Ćwiczymy oczywiście skręcanie w lewo
(wybaczcie, ale nie lubię słowa „lewoskręt”, lewoskręca mnie
gdy je słyszę). Nauczyłam się już w praktyce co to znaczy, żeby
nie wjeżdżać na skrzyżowanie, jeśli nie mam możliwości
kontynuowania jazdy. Wczoraj na przykład, na skrzyżowaniu, na
którym dość trudno skręca się w lewo, byłam druga na słupie.
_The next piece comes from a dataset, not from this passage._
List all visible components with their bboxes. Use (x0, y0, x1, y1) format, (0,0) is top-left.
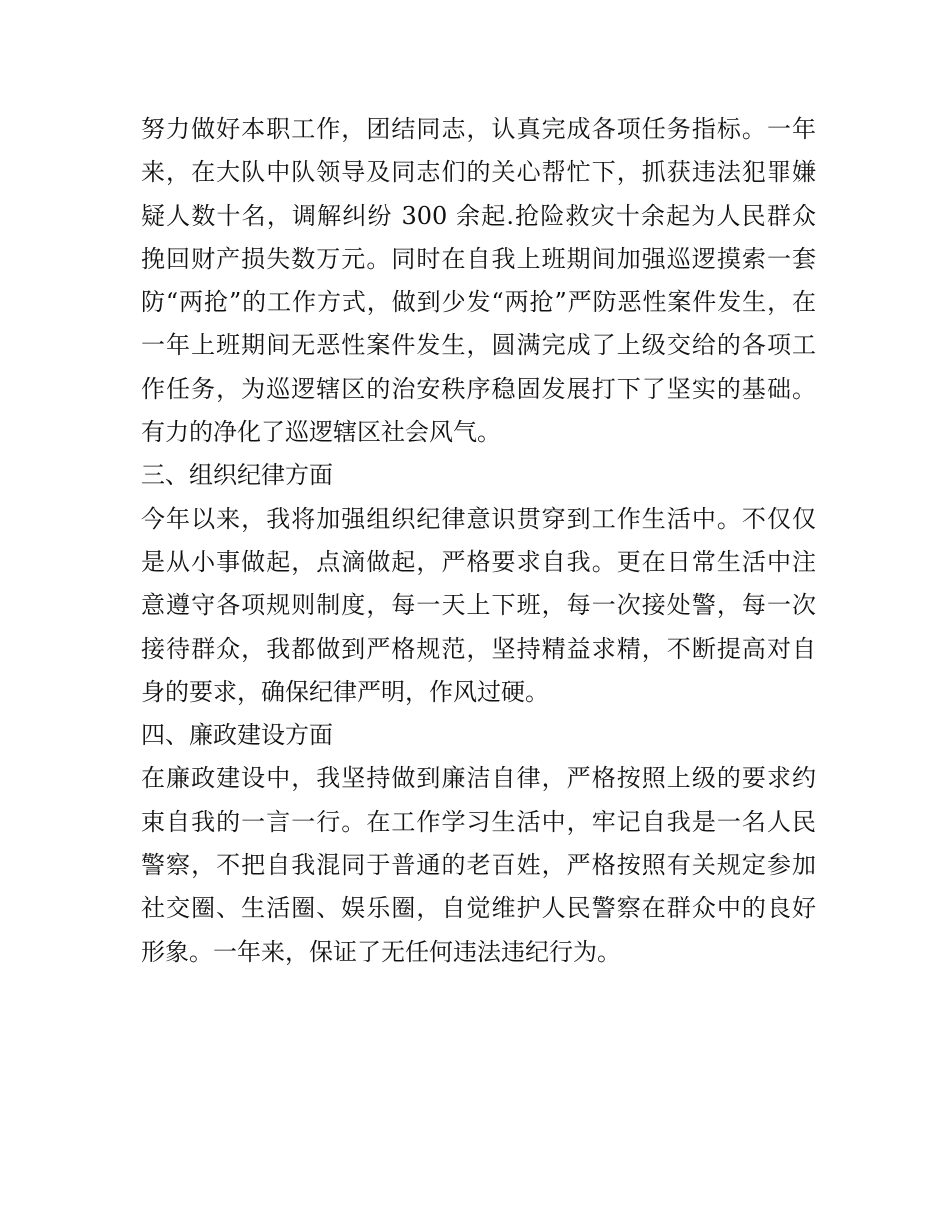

Zielone, ruszyliśmy. Samochód przede mną zajął prawie całą
dostępną przestrzeń za przejściem dla pieszych i ustawił się
czekając na możliwość zjazdu ze skrzyżowania. Mój instruktor
zwrócił mi uwagę, że nie powinnam przejeżdżać pasów dla
pieszych, ponieważ dopóki tamten nie zjedzie, to ja mam zablokowaną
drogę. Przystanęłam więc, zgodnie ze wskazówkami. Z tyłu
natychmiast rozległo się trąbienie. Okazało się jednak, że
przejazd poszedł sprawnie i już trzy sekundy później ja wjechałam
na skrzyżowanie (klaksonista za mną), a po kolejnych kilku chwilach
pokonaliśmy zakręt w lewo. Szanowny klaksonista (na blachach z
obcego miasta, ale to o niczym nie przesądza), ominął mnie i po
100 metrach na najbliższym czerwonym to on był pierwszy przede mną.
Kiedy zapaliło się dla nas zielone światło stała się rzecz dla
mnie niesłychana. Klaksonista „zaspał”, na co mój instruktor
zareagował wciśnięciem klaksonu. Byłam z niego dumna.
Odkryłam też tajemnicę, która
zawsze mnie dręczyła, mianowicie: dlaczego L-ki tak się snują? Bo
pan instruktor z prawej strony mówi: Troszeczkę wolniej. A
dlaczego? Po pierwsze niech nie zgubi cię nadmierna pewność siebie
za kółkiem. Po drugie – im szybciej będziesz jechać, tym
większy dystans przejedziesz i tym więcej dasz egzaminatorowi
okazji do tego, żeby cię oblał. Nawet logiczne. Generalnie więc,
drodzy kierowcy ze stażem dłuższym niż 12 godzin za kierownicą,
chociaż staram się nie dawać wam powodów do złości na mnie, to
jednak mam swoje wytyczne, których muszę się trzymać.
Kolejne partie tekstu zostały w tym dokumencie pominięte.